Selain itu, para analis menilai bahwa kebijakan ini juga bisa menciptakan disinsentif untuk pertumbuhan. UKM yang sedang tumbuh mungkin akan menahan ekspansi usahanya agar tetap di bawah ambang batas pengenaan PPN, hanya demi menghindari beban tambahan. Hal ini bertentangan dengan semangat pertumbuhan inklusif yang ingin didorong oleh banyak pemerintah, termasuk Thailand, untuk mempercepat pemulihan ekonomi nasional.
Sementara itu, di sisi pemerintah, argumen yang dibawa adalah bahwa pengenaan PPN ini masih sangat rendah jika dibandingkan dengan standar PPN global. Mereka menilai bahwa sudah waktunya sektor informal berkontribusi terhadap pendapatan negara dalam bentuk kewajiban fiskal yang proporsional. Namun, dalam ekonomi mikro, bahkan perubahan kecil bisa berdampak besar, khususnya bagi pelaku usaha skala kecil yang sangat sensitif terhadap perubahan margin keuntungan.
Apabila kebijakan ini tetap dijalankan tanpa strategi mitigasi yang matang, bisa jadi malah akan mendorong pelaku UKM untuk tetap berada di sektor informal atau bahkan menutup usahanya. Hal ini justru bertentangan dengan tujuan pemerintah untuk memperluas basis pajak dan mendorong formalisasi ekonomi.

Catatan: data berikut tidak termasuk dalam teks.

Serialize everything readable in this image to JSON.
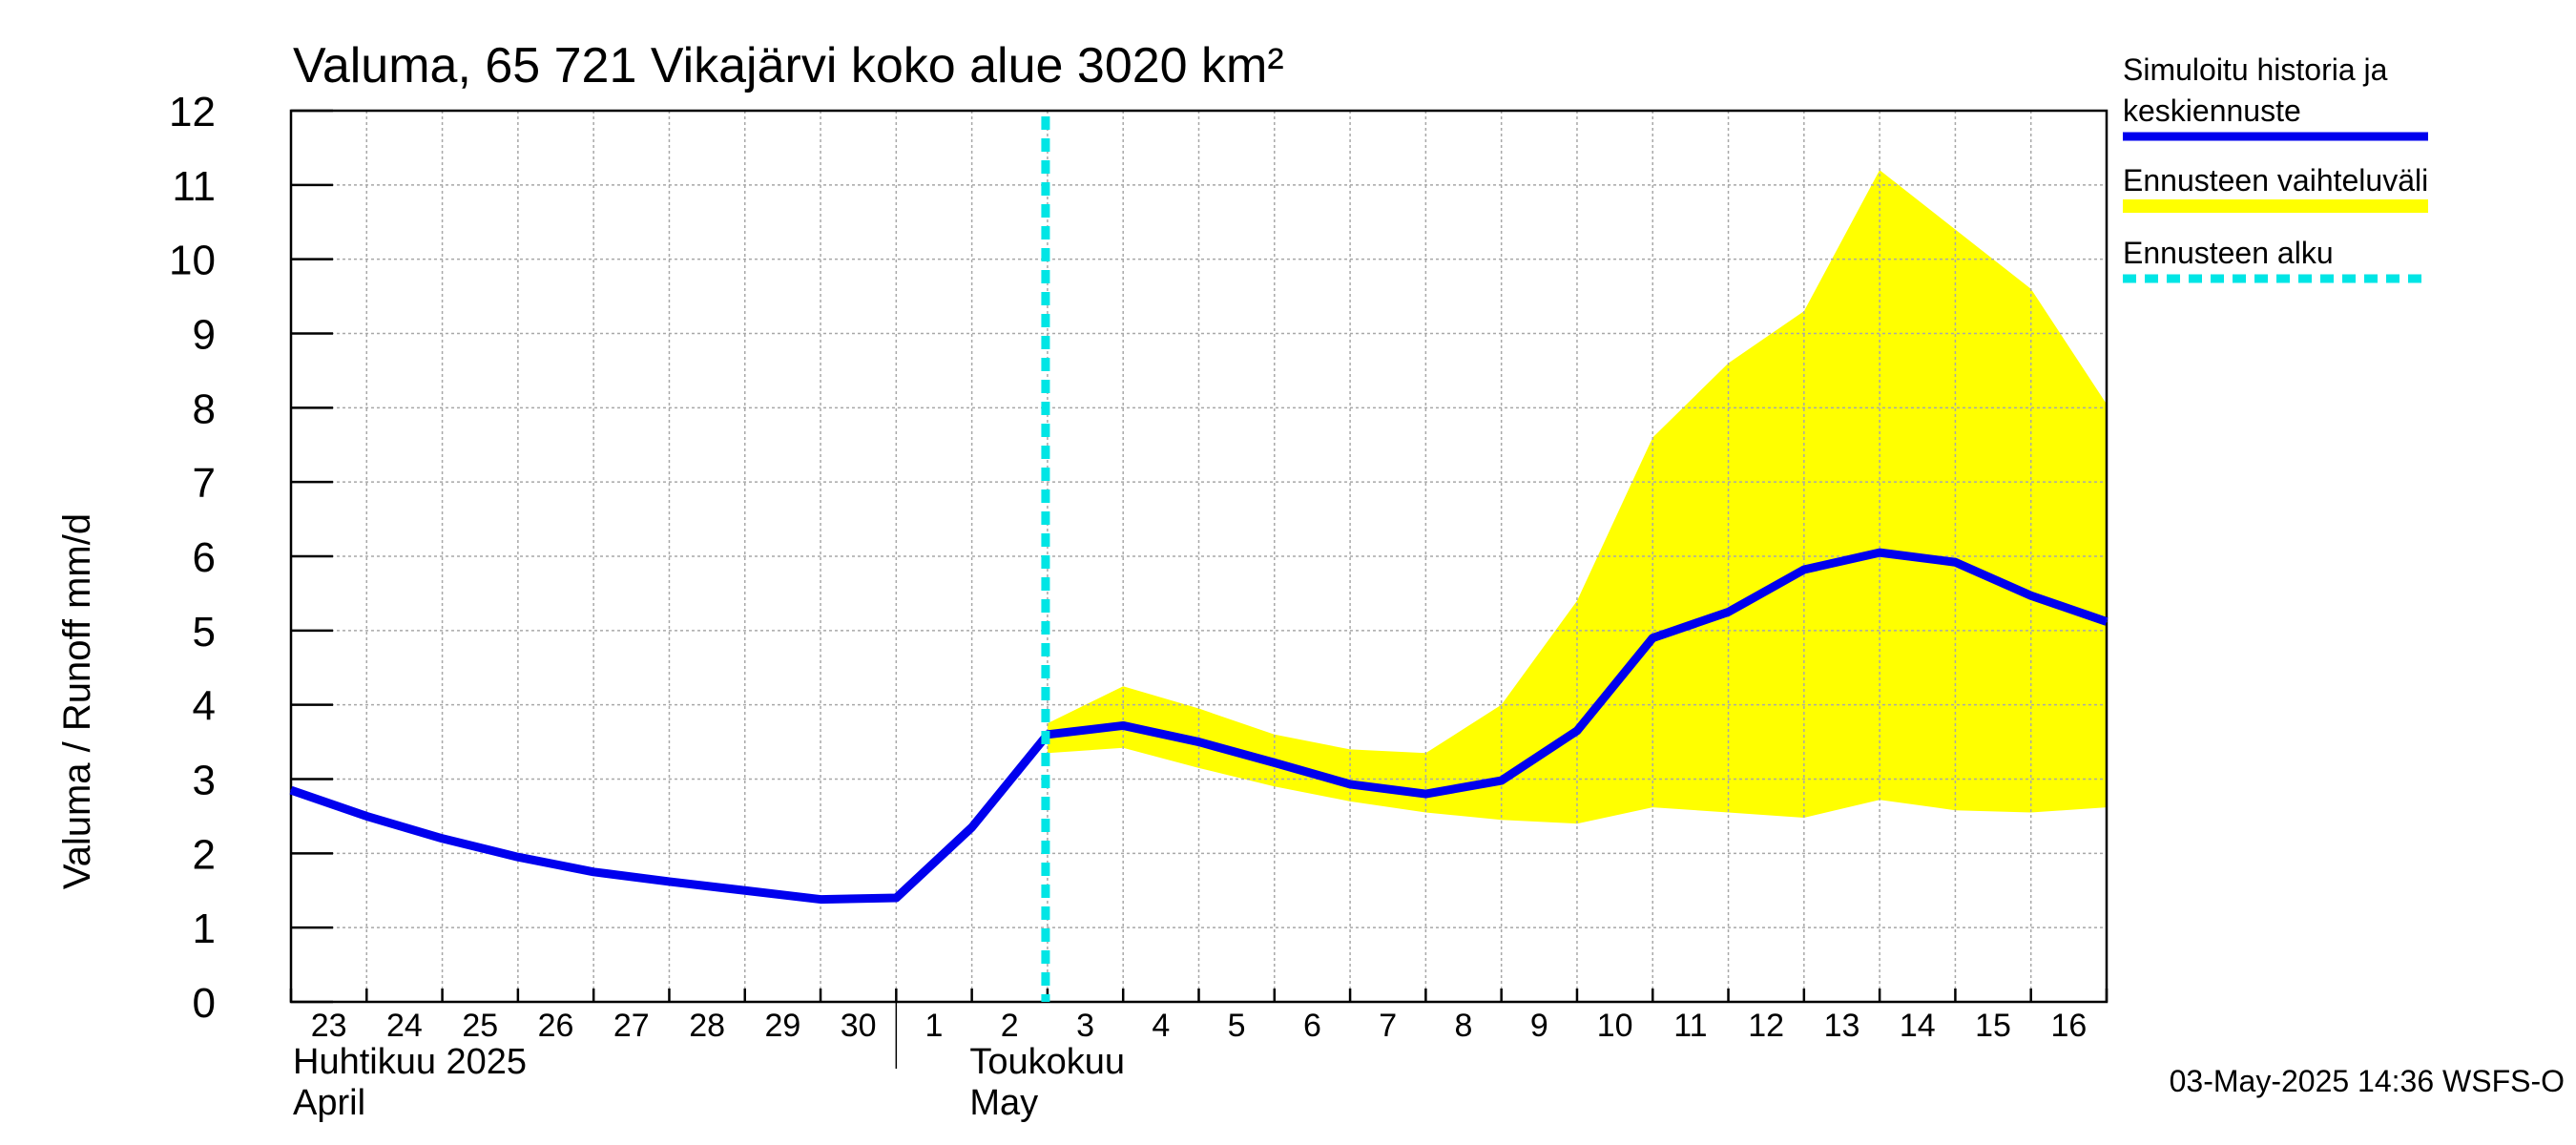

Sebagai solusi, beberapa pihak menyarankan pendekatan bertahap. Misalnya, dengan memberikan insentif bagi UKM yang secara sukarela bergabung dalam sistem perpajakan atau memperkenalkan platform digital yang memudahkan pencatatan dan pelaporan pajak. Di sisi lain, dukungan berupa pelatihan, akses ke teknologi, dan penyederhanaan administrasi pajak juga sangat diperlukan agar UKM tidak merasa dirugikan atau ditinggalkan dalam proses transformasi fiskal ini.

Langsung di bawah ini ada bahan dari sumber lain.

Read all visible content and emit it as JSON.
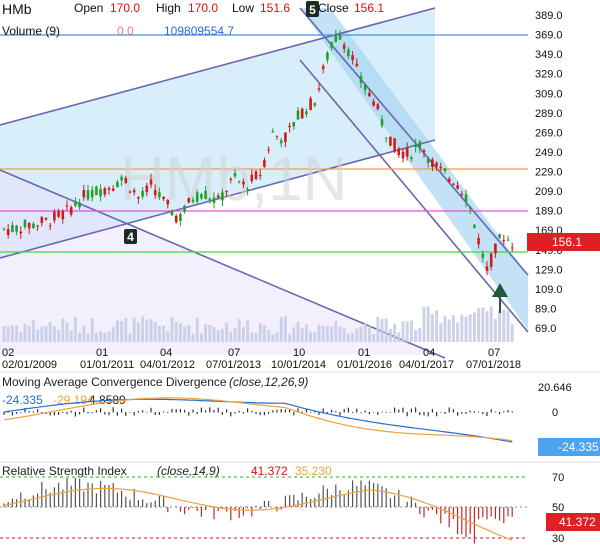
{
  "header": {
    "symbol": "HMb",
    "open_label": "Open",
    "open_value": "170.0",
    "high_label": "High",
    "high_value": "170.0",
    "low_label": "Low",
    "low_value": "151.6",
    "close_label": "Close",
    "close_value": "156.1"
  },
  "volume": {
    "label": "Volume (9)",
    "value_a": "0.0",
    "value_b": "109809554.7"
  },
  "watermark": "HMb,1N",
  "markers": {
    "wave_4": "4",
    "wave_5": "5"
  },
  "colors": {
    "up": "#22a02a",
    "down": "#d11a1a",
    "channel": "#6a66b4",
    "channel_fill": "#9fd3f3",
    "hline_blue": "#4a8fe0",
    "hline_orange": "#f0a040",
    "hline_magenta": "#e050e0",
    "hline_green": "#3ddc3d",
    "macd": "#2a6ccf",
    "signal": "#f0a040",
    "price_badge": "#e02020"
  },
  "chart_data": [
    {
      "type": "candlestick",
      "title": "HMb",
      "y_ticks": [
        "389.0",
        "369.0",
        "349.0",
        "329.0",
        "309.0",
        "289.0",
        "269.0",
        "249.0",
        "229.0",
        "209.0",
        "189.0",
        "169.0",
        "149.0",
        "129.0",
        "109.0",
        "89.0",
        "69.0"
      ],
      "ylim": [
        62,
        398
      ],
      "x_ticks": [
        "02",
        "02/01/2009",
        "01",
        "01/01/2011",
        "04",
        "04/01/2012",
        "07",
        "07/01/2013",
        "10",
        "10/01/2014",
        "01",
        "01/01/2016",
        "04",
        "04/01/2017",
        "07",
        "07/01/2018"
      ],
      "last_price": "156.1",
      "horizontal_levels": [
        {
          "value": 369,
          "color": "blue"
        },
        {
          "value": 236,
          "color": "orange"
        },
        {
          "value": 192,
          "color": "magenta"
        },
        {
          "value": 151,
          "color": "green"
        }
      ],
      "close_path": [
        [
          "2008-03",
          170
        ],
        [
          "2008-12",
          178
        ],
        [
          "2009-05",
          187
        ],
        [
          "2009-10",
          205
        ],
        [
          "2010-03",
          212
        ],
        [
          "2010-08",
          222
        ],
        [
          "2010-12",
          200
        ],
        [
          "2011-03",
          216
        ],
        [
          "2011-06",
          198
        ],
        [
          "2011-10",
          180
        ],
        [
          "2012-01",
          200
        ],
        [
          "2012-04",
          208
        ],
        [
          "2012-08",
          198
        ],
        [
          "2012-12",
          222
        ],
        [
          "2013-03",
          214
        ],
        [
          "2013-07",
          228
        ],
        [
          "2013-10",
          268
        ],
        [
          "2014-01",
          262
        ],
        [
          "2014-05",
          288
        ],
        [
          "2014-09",
          302
        ],
        [
          "2014-12",
          346
        ],
        [
          "2015-03",
          372
        ],
        [
          "2015-06",
          350
        ],
        [
          "2015-09",
          318
        ],
        [
          "2015-12",
          302
        ],
        [
          "2016-03",
          270
        ],
        [
          "2016-06",
          252
        ],
        [
          "2016-09",
          246
        ],
        [
          "2016-12",
          258
        ],
        [
          "2017-03",
          238
        ],
        [
          "2017-06",
          226
        ],
        [
          "2017-09",
          220
        ],
        [
          "2017-12",
          202
        ],
        [
          "2018-03",
          158
        ],
        [
          "2018-05",
          128
        ],
        [
          "2018-07",
          146
        ],
        [
          "2018-09",
          166
        ],
        [
          "2018-11",
          156.1
        ]
      ]
    },
    {
      "type": "bar",
      "title": "Volume (9)",
      "values_in": "volume bars beneath price"
    },
    {
      "type": "line",
      "title": "Moving Average Convergence Divergence",
      "params": "(close,12,26,9)",
      "macd_value": "-24.335",
      "signal_value": "-29.194",
      "histogram_value": "4.8589",
      "y_ticks": [
        "20.646",
        "0"
      ],
      "current_badge": "-24.335"
    },
    {
      "type": "line",
      "title": "Relative Strength Index",
      "params": "(close,14,9)",
      "rsi_value": "41.372",
      "signal_value": "35.230",
      "y_ticks": [
        "70",
        "50",
        "30"
      ],
      "current_badge": "41.372"
    }
  ]
}
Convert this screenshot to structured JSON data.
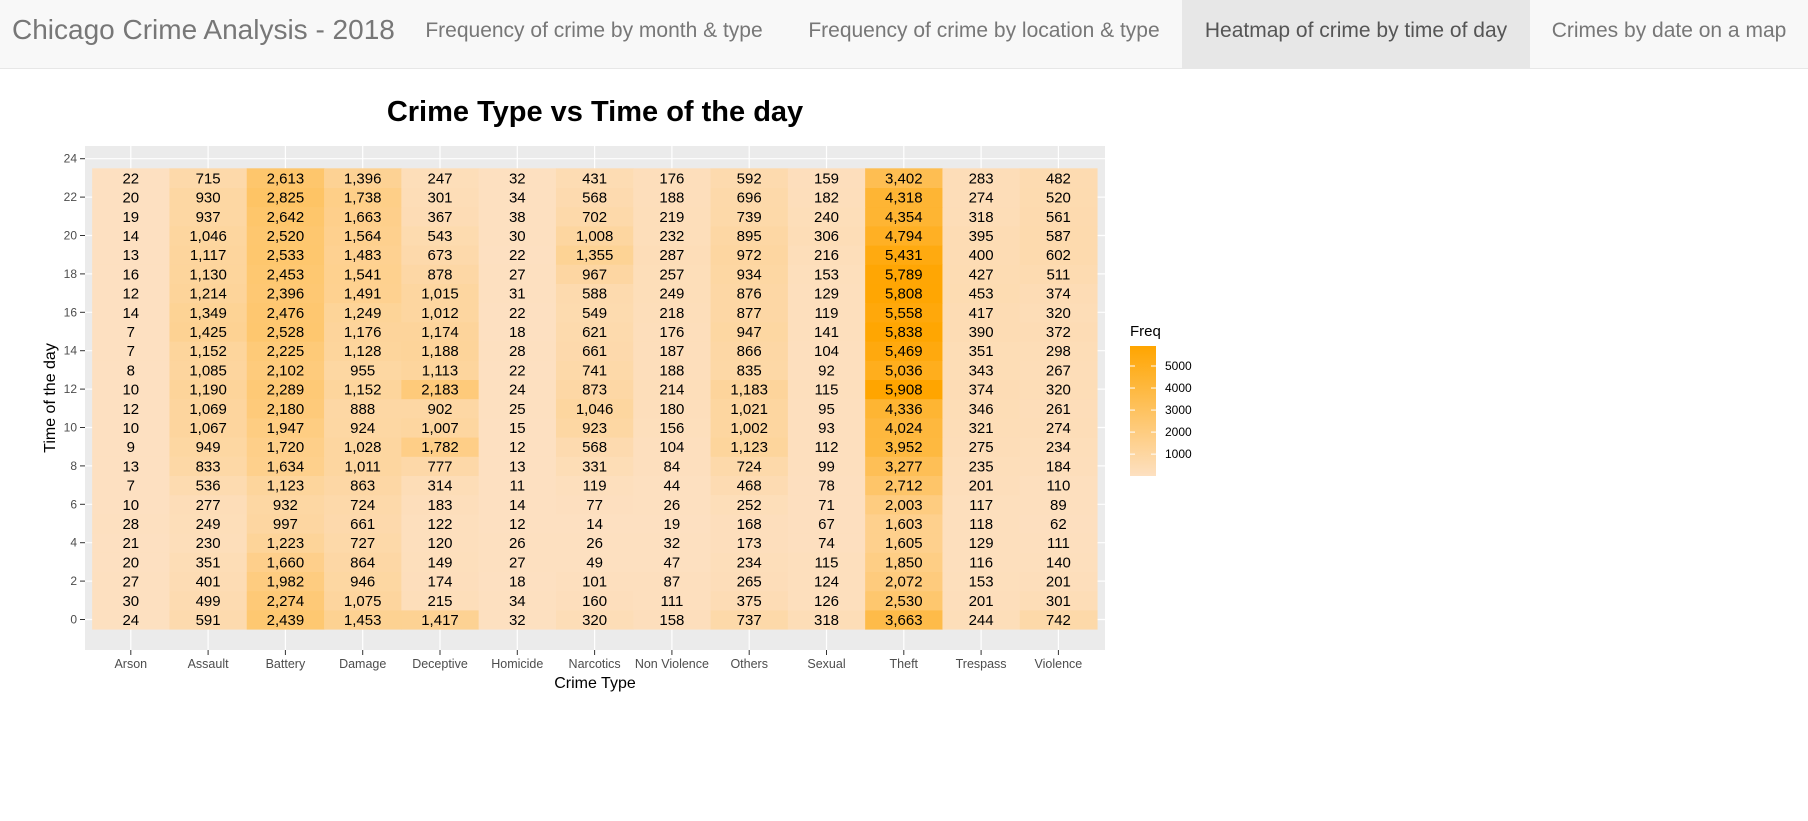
{
  "navbar": {
    "brand": "Chicago Crime Analysis - 2018",
    "tabs": [
      {
        "label": "Frequency of crime by month & type",
        "active": false
      },
      {
        "label": "Frequency of crime by location & type",
        "active": false
      },
      {
        "label": "Heatmap of crime by time of day",
        "active": true
      },
      {
        "label": "Crimes by date on a map",
        "active": false
      }
    ]
  },
  "colors": {
    "low": "#fde0c1",
    "high": "#ffa500",
    "panel": "#ebebeb",
    "grid": "#ffffff"
  },
  "chart_data": {
    "type": "heatmap",
    "title": "Crime Type vs Time of the day",
    "xlabel": "Crime Type",
    "ylabel": "Time of the day",
    "categories": [
      "Arson",
      "Assault",
      "Battery",
      "Damage",
      "Deceptive",
      "Homicide",
      "Narcotics",
      "Non Violence",
      "Others",
      "Sexual",
      "Theft",
      "Trespass",
      "Violence"
    ],
    "hours": [
      0,
      1,
      2,
      3,
      4,
      5,
      6,
      7,
      8,
      9,
      10,
      11,
      12,
      13,
      14,
      15,
      16,
      17,
      18,
      19,
      20,
      21,
      22,
      23
    ],
    "yticks": [
      0,
      2,
      4,
      6,
      8,
      10,
      12,
      14,
      16,
      18,
      20,
      22,
      24
    ],
    "ylim": [
      -1,
      24
    ],
    "values": [
      [
        24,
        591,
        2439,
        1453,
        1417,
        32,
        320,
        158,
        737,
        318,
        3663,
        244,
        742
      ],
      [
        30,
        499,
        2274,
        1075,
        215,
        34,
        160,
        111,
        375,
        126,
        2530,
        201,
        301
      ],
      [
        27,
        401,
        1982,
        946,
        174,
        18,
        101,
        87,
        265,
        124,
        2072,
        153,
        201
      ],
      [
        20,
        351,
        1660,
        864,
        149,
        27,
        49,
        47,
        234,
        115,
        1850,
        116,
        140
      ],
      [
        21,
        230,
        1223,
        727,
        120,
        26,
        26,
        32,
        173,
        74,
        1605,
        129,
        111
      ],
      [
        28,
        249,
        997,
        661,
        122,
        12,
        14,
        19,
        168,
        67,
        1603,
        118,
        62
      ],
      [
        10,
        277,
        932,
        724,
        183,
        14,
        77,
        26,
        252,
        71,
        2003,
        117,
        89
      ],
      [
        7,
        536,
        1123,
        863,
        314,
        11,
        119,
        44,
        468,
        78,
        2712,
        201,
        110
      ],
      [
        13,
        833,
        1634,
        1011,
        777,
        13,
        331,
        84,
        724,
        99,
        3277,
        235,
        184
      ],
      [
        9,
        949,
        1720,
        1028,
        1782,
        12,
        568,
        104,
        1123,
        112,
        3952,
        275,
        234
      ],
      [
        10,
        1067,
        1947,
        924,
        1007,
        15,
        923,
        156,
        1002,
        93,
        4024,
        321,
        274
      ],
      [
        12,
        1069,
        2180,
        888,
        902,
        25,
        1046,
        180,
        1021,
        95,
        4336,
        346,
        261
      ],
      [
        10,
        1190,
        2289,
        1152,
        2183,
        24,
        873,
        214,
        1183,
        115,
        5908,
        374,
        320
      ],
      [
        8,
        1085,
        2102,
        955,
        1113,
        22,
        741,
        188,
        835,
        92,
        5036,
        343,
        267
      ],
      [
        7,
        1152,
        2225,
        1128,
        1188,
        28,
        661,
        187,
        866,
        104,
        5469,
        351,
        298
      ],
      [
        7,
        1425,
        2528,
        1176,
        1174,
        18,
        621,
        176,
        947,
        141,
        5838,
        390,
        372
      ],
      [
        14,
        1349,
        2476,
        1249,
        1012,
        22,
        549,
        218,
        877,
        119,
        5558,
        417,
        320
      ],
      [
        12,
        1214,
        2396,
        1491,
        1015,
        31,
        588,
        249,
        876,
        129,
        5808,
        453,
        374
      ],
      [
        16,
        1130,
        2453,
        1541,
        878,
        27,
        967,
        257,
        934,
        153,
        5789,
        427,
        511
      ],
      [
        13,
        1117,
        2533,
        1483,
        673,
        22,
        1355,
        287,
        972,
        216,
        5431,
        400,
        602
      ],
      [
        14,
        1046,
        2520,
        1564,
        543,
        30,
        1008,
        232,
        895,
        306,
        4794,
        395,
        587
      ],
      [
        19,
        937,
        2642,
        1663,
        367,
        38,
        702,
        219,
        739,
        240,
        4354,
        318,
        561
      ],
      [
        20,
        930,
        2825,
        1738,
        301,
        34,
        568,
        188,
        696,
        182,
        4318,
        274,
        520
      ],
      [
        22,
        715,
        2613,
        1396,
        247,
        32,
        431,
        176,
        592,
        159,
        3402,
        283,
        482
      ]
    ],
    "legend": {
      "title": "Freq",
      "ticks": [
        1000,
        2000,
        3000,
        4000,
        5000
      ],
      "range": [
        7,
        5908
      ],
      "position": "right"
    },
    "grid": true
  }
}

Keseimbangan antara kebutuhan negara untuk meningkatkan pendapatan dan keberlangsungan usaha kecil yang menjadi tulang punggung ekonomi lokal adalah hal yang sangat krusial. Oleh karena itu, komunikasi yang baik antara pemerintah dan pelaku usaha menjadi kunci dalam merumuskan kebijakan yang efektif, adil, dan berkelanjutan.